In Greek myth, Prometheus defies Zeus to steal fire and give it to humanity. As punishment, he is eternally bound to a rock, where an eagle devours his liver each day.
Prometheus acts not out of romantic attachment but out of compassion and principle. His suffering is the cost of his gift.
Agape is love that gives anyway.

Xenia: Baucis and Philemon
Xenia was sacred hospitality — the bond between host and guest, protected under Zeus himself.
In Ovid’s Metamorphoses, Baucis and Philemon are an elderly, impoverished couple who welcome two strangers into their home. The strangers are, in fact, the gods Zeus and Hermes in disguise. While wealthier neighbours turn them away, the couple offer what little they have.
In gratitude, the gods spare them from a flood and transform them into intertwined trees upon their death, so they may never be separated.
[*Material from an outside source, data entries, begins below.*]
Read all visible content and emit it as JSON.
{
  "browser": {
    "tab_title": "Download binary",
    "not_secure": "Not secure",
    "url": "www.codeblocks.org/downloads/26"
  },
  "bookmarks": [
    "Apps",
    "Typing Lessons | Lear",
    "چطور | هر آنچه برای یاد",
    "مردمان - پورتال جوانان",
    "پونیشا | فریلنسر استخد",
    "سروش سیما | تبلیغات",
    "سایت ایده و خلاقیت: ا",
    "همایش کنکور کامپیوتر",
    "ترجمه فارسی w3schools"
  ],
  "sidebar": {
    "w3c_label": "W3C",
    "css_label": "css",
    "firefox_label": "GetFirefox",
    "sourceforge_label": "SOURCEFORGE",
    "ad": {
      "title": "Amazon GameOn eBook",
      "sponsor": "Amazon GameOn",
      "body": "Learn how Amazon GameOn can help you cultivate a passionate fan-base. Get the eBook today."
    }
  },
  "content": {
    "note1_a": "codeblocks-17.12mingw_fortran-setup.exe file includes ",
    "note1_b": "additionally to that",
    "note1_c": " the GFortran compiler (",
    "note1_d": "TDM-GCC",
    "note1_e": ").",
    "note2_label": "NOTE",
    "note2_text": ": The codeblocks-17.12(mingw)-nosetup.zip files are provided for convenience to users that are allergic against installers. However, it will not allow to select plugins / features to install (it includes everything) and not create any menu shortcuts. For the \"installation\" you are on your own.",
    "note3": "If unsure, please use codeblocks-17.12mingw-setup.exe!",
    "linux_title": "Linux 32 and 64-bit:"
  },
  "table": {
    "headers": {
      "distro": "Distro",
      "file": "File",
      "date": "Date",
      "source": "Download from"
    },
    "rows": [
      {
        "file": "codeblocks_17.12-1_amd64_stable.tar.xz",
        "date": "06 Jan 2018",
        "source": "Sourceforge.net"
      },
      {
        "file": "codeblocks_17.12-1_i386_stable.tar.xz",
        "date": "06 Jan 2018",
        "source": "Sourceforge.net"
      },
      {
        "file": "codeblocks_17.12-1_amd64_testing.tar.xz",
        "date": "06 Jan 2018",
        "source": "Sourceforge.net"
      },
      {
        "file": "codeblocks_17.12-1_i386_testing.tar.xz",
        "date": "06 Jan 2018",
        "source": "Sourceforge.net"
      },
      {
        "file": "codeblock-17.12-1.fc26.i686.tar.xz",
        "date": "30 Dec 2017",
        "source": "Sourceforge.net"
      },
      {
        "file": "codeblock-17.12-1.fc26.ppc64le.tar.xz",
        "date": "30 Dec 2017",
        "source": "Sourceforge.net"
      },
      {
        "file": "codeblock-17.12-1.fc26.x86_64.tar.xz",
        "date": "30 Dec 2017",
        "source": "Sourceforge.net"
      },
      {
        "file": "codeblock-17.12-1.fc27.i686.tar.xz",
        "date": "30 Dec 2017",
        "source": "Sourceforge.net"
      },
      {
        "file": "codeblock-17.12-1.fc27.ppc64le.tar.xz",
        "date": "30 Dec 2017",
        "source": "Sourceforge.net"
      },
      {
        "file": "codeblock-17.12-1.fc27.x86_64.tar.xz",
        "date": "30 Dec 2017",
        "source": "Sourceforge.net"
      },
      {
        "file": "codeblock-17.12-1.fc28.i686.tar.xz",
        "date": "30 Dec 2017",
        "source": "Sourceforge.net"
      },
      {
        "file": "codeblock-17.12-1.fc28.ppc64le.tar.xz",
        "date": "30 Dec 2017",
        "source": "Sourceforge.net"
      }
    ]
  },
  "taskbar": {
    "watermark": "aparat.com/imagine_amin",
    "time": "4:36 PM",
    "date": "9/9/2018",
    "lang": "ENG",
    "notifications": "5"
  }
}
Xenia represents love enacted as generosity across difference — the moral obligation to shelter the unknown.

Love as Architecture
Taken together, these forms suggest that love was never peripheral in antiquity. It structured alliances, shaped governance, underpinned myth, and informed ethical philosophy.
Love built empires. Love burned cities.
The ancient world recognised what we often forget: love is not singular. It is a practice — and its consequences are rarely private.
The question, as ever, is which form we are enacting.